According to financial services giant Deloitte, gross spending by Premier League clubs totalled around £630 million, a whopping £130m higher than the previous record of £0.5 billion, set in 2008.
On deadline day alone approximately £140m was spent, around half of which was splashed by Manchester United and Arsenal, with the latter one of the clubs to set a new high by signing Mesut Ozil for £38m plus around £5m in add-ons.
While there is no doubt that the spending is a touch top-heavy – around 37% of all the money was spent by the four clubs playing in this season’s Champions League, with another 15% or so coming from Tottenham’s coffers – the mid-table and even promoted clubs have been spending to unprecedented levels.
And what really stands out is the level of spending compared to other leagues. While the biggest transfers in world football were executed by Real Madrid, Paris Saint-Germain and Monaco, their respective leagues – and that of big-spending Napoli – could not total much more than half of the English clubs’ outlay.
Spain’s Liga and Italy’s Serie A managed £335m apiece, with France’s Ligue 1 £315m. The Bundesliga was back with £230m, although that is a special case as it has operated under its own 'financial fair play' rules for some time.
The spread of Premier League spending is also quite remarkable. Yes, the big clubs spent by far the most money, but the likes of Cardiff, Crystal Palace and Norwich also smashed their own transfer records.
Indeed, Cardiff managed to set a new bar on no less than three occasions, as Andreas Cornelius (£7.5m), Steven Caulker (£8m) and Gary Medel (£9.5m) all joined the promoted Welsh club. Spurs did the same with Erik Lamela, Roberto Soldado and Paulinho, although their outlay was expected.
Given how much money Real Madrid, PSG and Monaco spent on marquee signings Gareth Bale (£85m), Edinson Cavani (£55m) and Radamel Falcao (£51m), the comfortable gap with the Premier League total is perhaps surprising.
Some of England’s boost can be attributed to the sale of Bale, which allowed Spurs to spend over £100m, and freed up Ozil for a record-breaking move to Arsenal.
But scratch under the surface and a pattern emerges. For all of the Premier League’s harsh, capitalist practises, it is by far the most egalitarian of the above leagues. Television rights – the most consistent provider of revenue – is split equally between Premier League teams, and has been divvied up this way from the start.
Even the rich clubs like Manchester United and Arsenal support his model, which ensures a level of competitiveness that does not exist when one looks down the Liga or Serie A standings.
Spain is particularly unevenly balanced. Even Barcelona and Real Madrid have huge debts, which are conveniently offset by their profitability abroad, particularly in Asia. Other clubs struggle to make ends meet, with the likes of Atletico Madrid and Valencia only one poor season away from the brink. Malaga’s brief flirtation with the big-time ground to a halt as their owner lost interest, making the empty claim that UEFA's version of ‘Financial Fair Play’ was tying his hands, just as his Middle Eastern pals broke new ground in France and Manchester.
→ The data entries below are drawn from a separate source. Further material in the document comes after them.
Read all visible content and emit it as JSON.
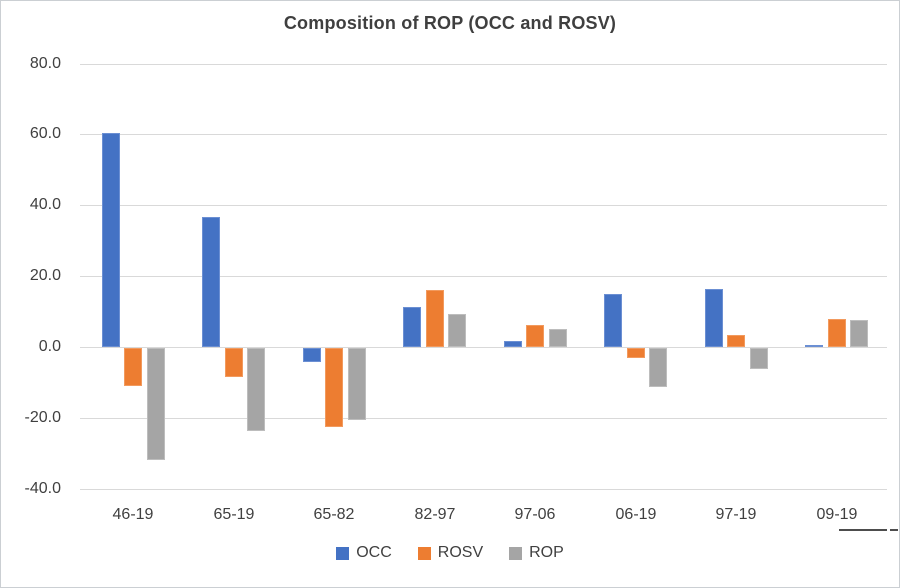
{
  "window": {
    "background": "#ffffff",
    "border_color": "#cbcfd3",
    "text_color": "#404040",
    "gridline_color": "#d9d9d9"
  },
  "chart_data": {
    "type": "bar",
    "title": "Composition of ROP (OCC and ROSV)",
    "categories": [
      "46-19",
      "65-19",
      "65-82",
      "82-97",
      "97-06",
      "06-19",
      "97-19",
      "09-19"
    ],
    "series": [
      {
        "name": "OCC",
        "color": "#4472C4",
        "border_color": "#6b8fd3",
        "values": [
          60.3,
          36.6,
          -4.0,
          11.2,
          1.6,
          14.9,
          16.3,
          0.4
        ]
      },
      {
        "name": "ROSV",
        "color": "#ED7D31",
        "border_color": "#f29a5e",
        "values": [
          -10.7,
          -8.3,
          -22.2,
          16.0,
          6.1,
          -2.9,
          3.3,
          7.8
        ]
      },
      {
        "name": "ROP",
        "color": "#A5A5A5",
        "border_color": "#bdbdbd",
        "values": [
          -31.6,
          -23.5,
          -20.2,
          9.4,
          5.0,
          -10.9,
          -5.9,
          7.6
        ]
      }
    ],
    "xlabel": "",
    "ylabel": "",
    "ylim": [
      -40,
      80
    ],
    "ytick_interval": 20,
    "yticks": [
      80,
      60,
      40,
      20,
      0,
      -20,
      -40
    ],
    "ytick_labels": [
      "80.0",
      "60.0",
      "40.0",
      "20.0",
      "0.0",
      "-20.0",
      "-40.0"
    ],
    "grid": true,
    "legend_position": "bottom",
    "legend_entries": [
      "OCC",
      "ROSV",
      "ROP"
    ]
  }
}
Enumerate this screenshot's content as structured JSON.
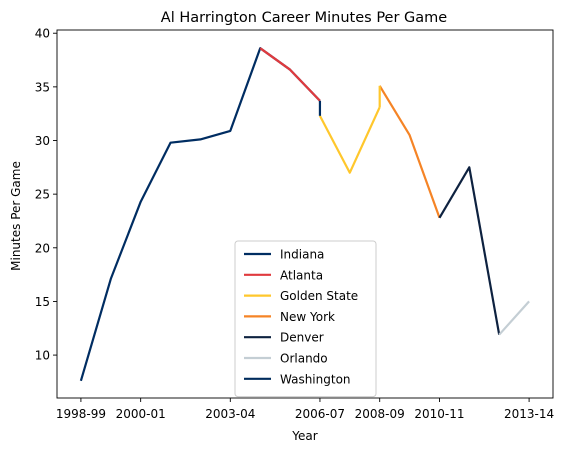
{
  "chart_data": {
    "type": "line",
    "title": "Al Harrington Career Minutes Per Game",
    "xlabel": "Year",
    "ylabel": "Minutes Per Game",
    "seasons": [
      "1998-99",
      "1999-00",
      "2000-01",
      "2001-02",
      "2002-03",
      "2003-04",
      "2004-05",
      "2005-06",
      "2006-07",
      "2007-08",
      "2008-09",
      "2009-10",
      "2010-11",
      "2011-12",
      "2012-13",
      "2013-14"
    ],
    "xticks": [
      "1998-99",
      "2000-01",
      "2003-04",
      "2006-07",
      "2008-09",
      "2010-11",
      "2013-14"
    ],
    "xlim": [
      -0.8,
      15.8
    ],
    "ylim": [
      6,
      40.3
    ],
    "yticks": [
      10,
      15,
      20,
      25,
      30,
      35,
      40
    ],
    "grid": false,
    "legend_position": "lower center",
    "series": [
      {
        "name": "Indiana",
        "color": "#002d62",
        "x": [
          "1998-99",
          "1999-00",
          "2000-01",
          "2001-02",
          "2002-03",
          "2003-04",
          "2004-05",
          "2005-06",
          "2006-07"
        ],
        "y": [
          7.6,
          17.1,
          24.3,
          29.8,
          30.1,
          30.9,
          38.6,
          36.6,
          33.7
        ]
      },
      {
        "name": "Atlanta",
        "color": "#e03a3e",
        "x": [
          "2004-05",
          "2005-06",
          "2006-07"
        ],
        "y": [
          38.6,
          36.6,
          33.7
        ]
      },
      {
        "name": "Golden State",
        "color": "#ffc72c",
        "x": [
          "2006-07",
          "2007-08",
          "2008-09"
        ],
        "y": [
          32.3,
          27.0,
          33.1
        ]
      },
      {
        "name": "New York",
        "color": "#f58426",
        "x": [
          "2008-09",
          "2009-10",
          "2010-11"
        ],
        "y": [
          35.1,
          30.5,
          22.8
        ]
      },
      {
        "name": "Denver",
        "color": "#0e2240",
        "x": [
          "2010-11",
          "2011-12",
          "2012-13"
        ],
        "y": [
          22.8,
          27.5,
          11.9
        ]
      },
      {
        "name": "Orlando",
        "color": "#c4ced4",
        "x": [
          "2012-13"
        ],
        "y": [
          11.9
        ]
      },
      {
        "name": "Washington",
        "color": "#002b5c",
        "x": [
          "2012-13",
          "2013-14"
        ],
        "y": [
          11.9,
          15.0
        ]
      }
    ],
    "connectors": [
      {
        "color": "#002d62",
        "season": "2006-07",
        "y": [
          32.3,
          33.7
        ]
      },
      {
        "color": "#ffc72c",
        "season": "2008-09",
        "y": [
          33.1,
          35.1
        ]
      }
    ],
    "washington_color_override": "#c4ced4"
  }
}
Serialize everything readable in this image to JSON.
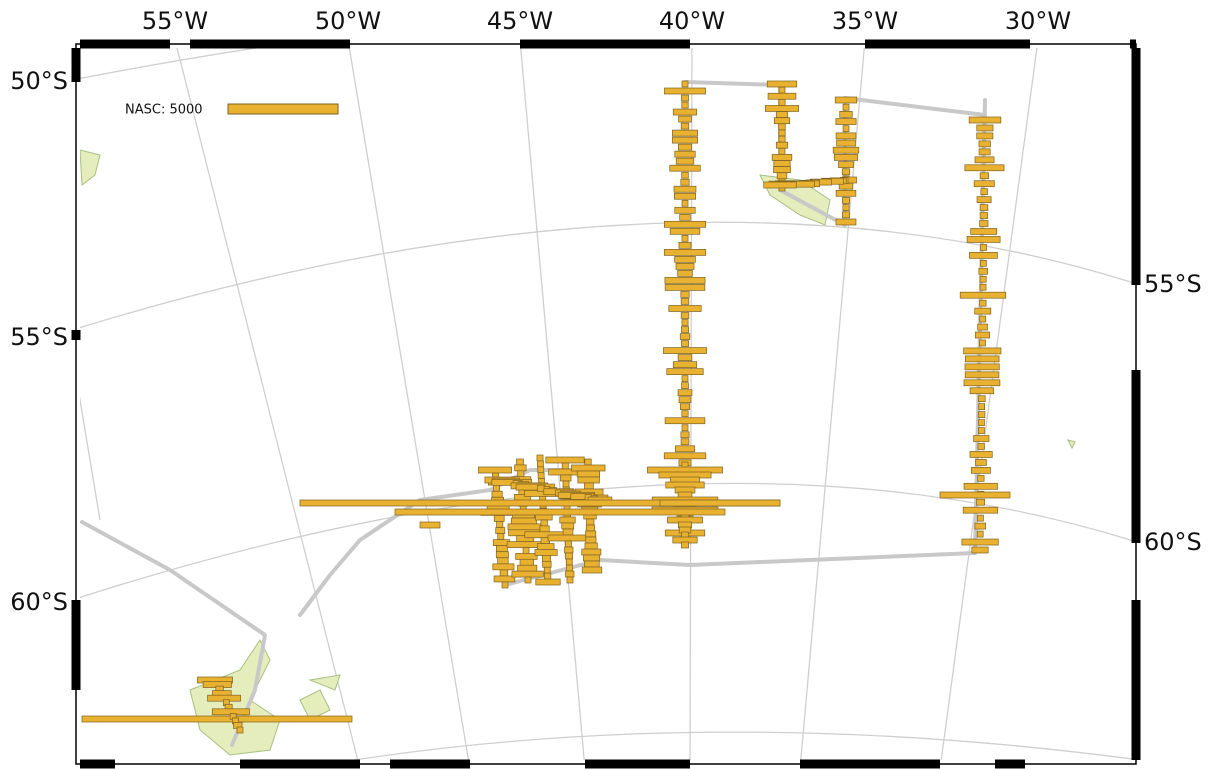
{
  "map": {
    "top_labels": [
      "55°W",
      "50°W",
      "45°W",
      "40°W",
      "35°W",
      "30°W"
    ],
    "left_labels": [
      "50°S",
      "55°S",
      "60°S"
    ],
    "right_labels": [
      "55°S",
      "60°S"
    ],
    "legend": {
      "label": "NASC: 5000"
    }
  }
}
Over half of Spain’s professional clubs are either in administration or operating under cost-cutting measures.
Why is the league with the world’s most successful clubs and national teams in such a state? Because its TV revenue is unevenly distributed, with clubs able to sell individual rights to the highest bidder. The Asian and American markets do not care for a competitive Liga, and even domestic TV rights are woefully lop-sided.
England’s even-handed approach to TV deals has always been a factor, but this time it’s even more pronounced, with a new global rights package and the entry of new players and media formats into the broadcast market seeing that stream of revenue double overnight.
And all this during a recession which - while analysts will have us believe is global - is less pronounced in parts of Asia, the Middle East, Latin America and even Africa. It is a combination of that shrewdness in global rights management, and cultural nuances (such as being the only major English-speaking division) which makes the Premier League the strongest overall draw for players and fans, even if the biggest individual players in the market are offshore.
Obviously that does not tell the full story. The biggest and best players will still be attracted by the prestige of Real and Barca, or the petro-dollars and lifestyle offered by PSG and Monaco. The Bundesliga doesn’t spend all that much, but it arguably develops the best players and teams, thanks to fantastic youth systems, a federation that actually has control over the national game, and a club culture based almost entirely around supporter experience.
But, only two seasons after English clubs were roundly mocked for poor performances in European competition, it appears that the death of the Premier League was greatly exaggerated.